JAKARTA, KOMPAS.com - Komisi Nasional Anti Kekerasan terhadap Perempuan (Komnas Perempuan) menemukan 11 titik rentan bagi perempuan pekerja rumahan atau pekerja informal.
Salah satunya, tak ada upah tambahan saat mereka harus bekerja di luar jam kerja atau lembur.
Padahal, hak-hak tersebut merupakan hak dasar pekerja yang sudah tertuang dalam UU Ketenagakerjaan.
"(Terjadi) jam kerja yang panjang tanpa hak atas lembur," kata Ketua Komnas Perempuan Andy Yentriyani dalam keterangan tertulis, Jumat (28/10/2022).

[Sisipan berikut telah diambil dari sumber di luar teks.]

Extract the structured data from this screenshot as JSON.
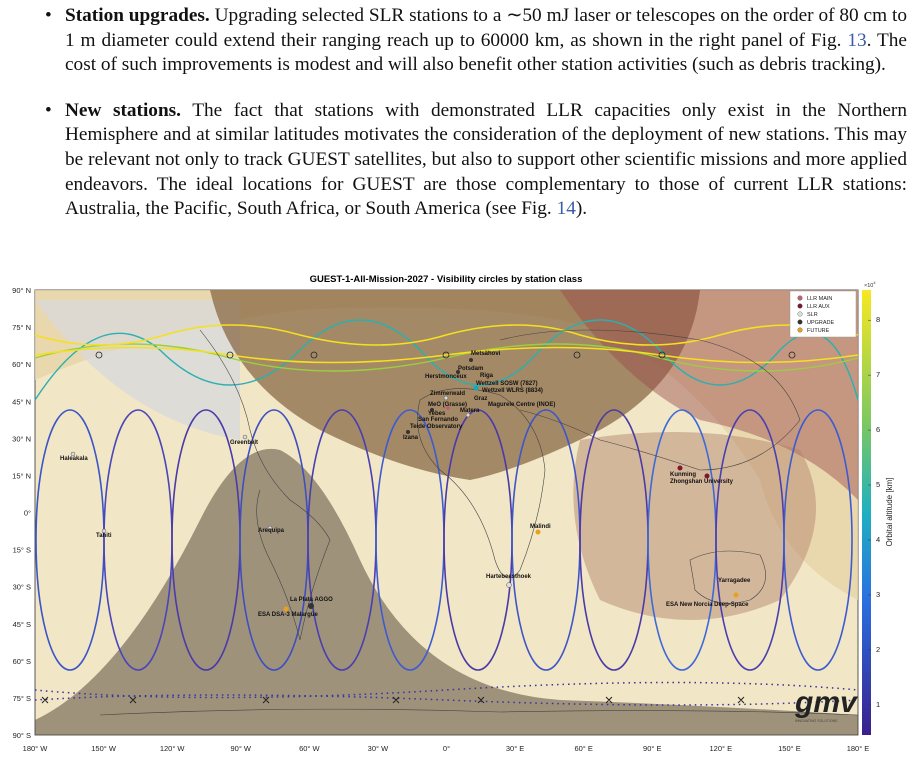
{
  "items": [
    {
      "lead": "Station upgrades.",
      "before": "Upgrading selected SLR stations to a ∼50 mJ laser or telescopes on the order of 80 cm to 1 m diameter could extend their ranging reach up to 60000 km, as shown in the right panel of Fig. ",
      "ref": "13",
      "after": ". The cost of such improvements is modest and will also benefit other station activities (such as debris tracking)."
    },
    {
      "lead": "New stations.",
      "before": "The fact that stations with demonstrated LLR capacities only exist in the Northern Hemisphere and at similar latitudes motivates the consideration of the deployment of new stations. This may be relevant not only to track GUEST satellites, but also to support other scientific missions and more applied endeavors. The ideal locations for GUEST are those complementary to those of current LLR stations: Australia, the Pacific, South Africa, or South America (see Fig. ",
      "ref": "14",
      "after": ")."
    }
  ],
  "figure": {
    "title": "GUEST-1-All-Mission-2027 - Visibility circles by station class",
    "lon_labels": [
      "180° W",
      "150° W",
      "120° W",
      "90° W",
      "60° W",
      "30° W",
      "0°",
      "30° E",
      "60° E",
      "90° E",
      "120° E",
      "150° E",
      "180° E"
    ],
    "lat_labels": [
      "90° N",
      "75° N",
      "60° N",
      "45° N",
      "30° N",
      "15° N",
      "0°",
      "15° S",
      "30° S",
      "45° S",
      "60° S",
      "75° S",
      "90° S"
    ],
    "legend": [
      "LLR MAIN",
      "LLR AUX",
      "SLR",
      "UPGRADE",
      "FUTURE"
    ],
    "colorbar": {
      "multiplier": "×10",
      "exponent": "4",
      "label": "Orbital altitude [km]",
      "ticks": [
        1,
        2,
        3,
        4,
        5,
        6,
        7,
        8
      ]
    },
    "stations": [
      "Metsähovi",
      "Potsdam",
      "Riga",
      "Herstmonceux",
      "Wettzell SOSW (7827)",
      "Wettzell WLRS (8834)",
      "Zimmerwald",
      "Graz",
      "MeO (Grasse)",
      "Magurele Centre (INOE)",
      "Matera",
      "Yebes",
      "San Fernando",
      "Teide Observatory",
      "Izana",
      "Greenbelt",
      "Haleakala",
      "Tahiti",
      "Arequipa",
      "La Plata AGGO",
      "ESA DSA-3 Malargüe",
      "Hartebeesthoek",
      "Malindi",
      "Yarragadee",
      "ESA New Norcia Deep-Space",
      "Kunming",
      "Zhongshan University"
    ],
    "logo": "gmv",
    "logo_tagline": "INNOVATING SOLUTIONS"
  }
}
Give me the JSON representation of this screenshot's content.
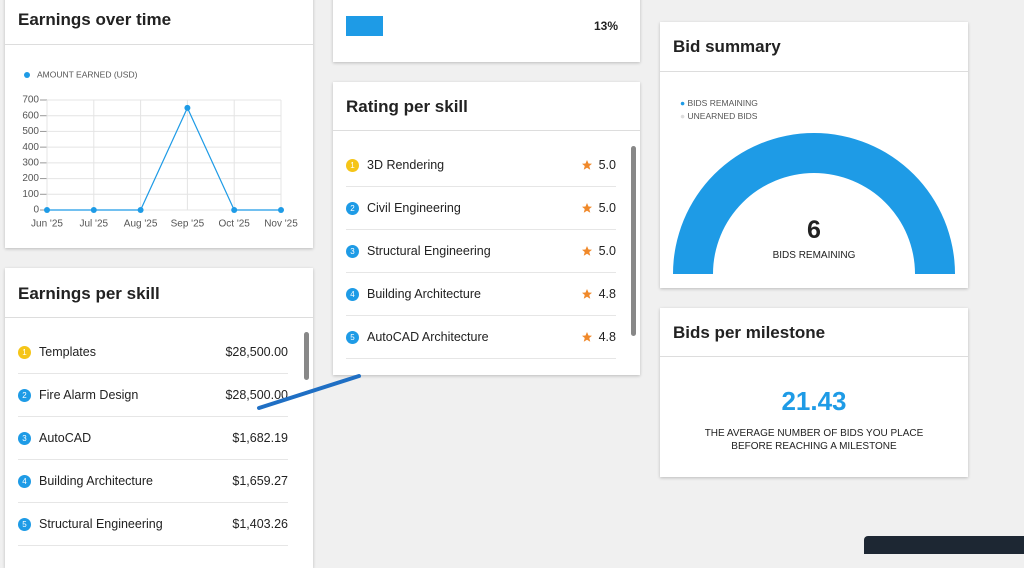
{
  "earnings_over_time": {
    "title": "Earnings over time",
    "chart": {
      "type": "line",
      "x": [
        "Jun '25",
        "Jul '25",
        "Aug '25",
        "Sep '25",
        "Oct '25",
        "Nov '25"
      ],
      "series": [
        {
          "name": "AMOUNT EARNED (USD)",
          "color": "#1e9be6",
          "values": [
            0,
            0,
            0,
            650,
            0,
            0
          ]
        }
      ],
      "ylim": [
        0,
        700
      ],
      "yticks": [
        0,
        100,
        200,
        300,
        400,
        500,
        600,
        700
      ],
      "grid": true
    }
  },
  "rate_card": {
    "value": "13%"
  },
  "rating_per_skill": {
    "title": "Rating per skill",
    "items": [
      {
        "rank": "1",
        "skill": "3D Rendering",
        "rating": "5.0"
      },
      {
        "rank": "2",
        "skill": "Civil Engineering",
        "rating": "5.0"
      },
      {
        "rank": "3",
        "skill": "Structural Engineering",
        "rating": "5.0"
      },
      {
        "rank": "4",
        "skill": "Building Architecture",
        "rating": "4.8"
      },
      {
        "rank": "5",
        "skill": "AutoCAD Architecture",
        "rating": "4.8"
      }
    ]
  },
  "earnings_per_skill": {
    "title": "Earnings per skill",
    "items": [
      {
        "rank": "1",
        "skill": "Templates",
        "amount": "$28,500.00"
      },
      {
        "rank": "2",
        "skill": "Fire Alarm Design",
        "amount": "$28,500.00"
      },
      {
        "rank": "3",
        "skill": "AutoCAD",
        "amount": "$1,682.19"
      },
      {
        "rank": "4",
        "skill": "Building Architecture",
        "amount": "$1,659.27"
      },
      {
        "rank": "5",
        "skill": "Structural Engineering",
        "amount": "$1,403.26"
      }
    ]
  },
  "bid_summary": {
    "title": "Bid summary",
    "legend": [
      "BIDS REMAINING",
      "UNEARNED BIDS"
    ],
    "value": "6",
    "value_label": "BIDS REMAINING"
  },
  "bids_per_milestone": {
    "title": "Bids per milestone",
    "value": "21.43",
    "description": "THE AVERAGE NUMBER OF BIDS YOU PLACE BEFORE REACHING A MILESTONE"
  }
}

Baca juga: Kemenko PMK Gandeng KUPI Atasi Kekerasan terhadap Perempuan Pekerja Migran
Temuan kedua yaitu pekerja rumahan sering kali dibayar dengan upah di bawah ketentuan upah minimum regional (UMR) yang ditetapkan pemerintah.
Komnas Perempuan juga menemukan pekerja rumahan tidak memiliki perlindungan kesehatan dan keselamatan kerja.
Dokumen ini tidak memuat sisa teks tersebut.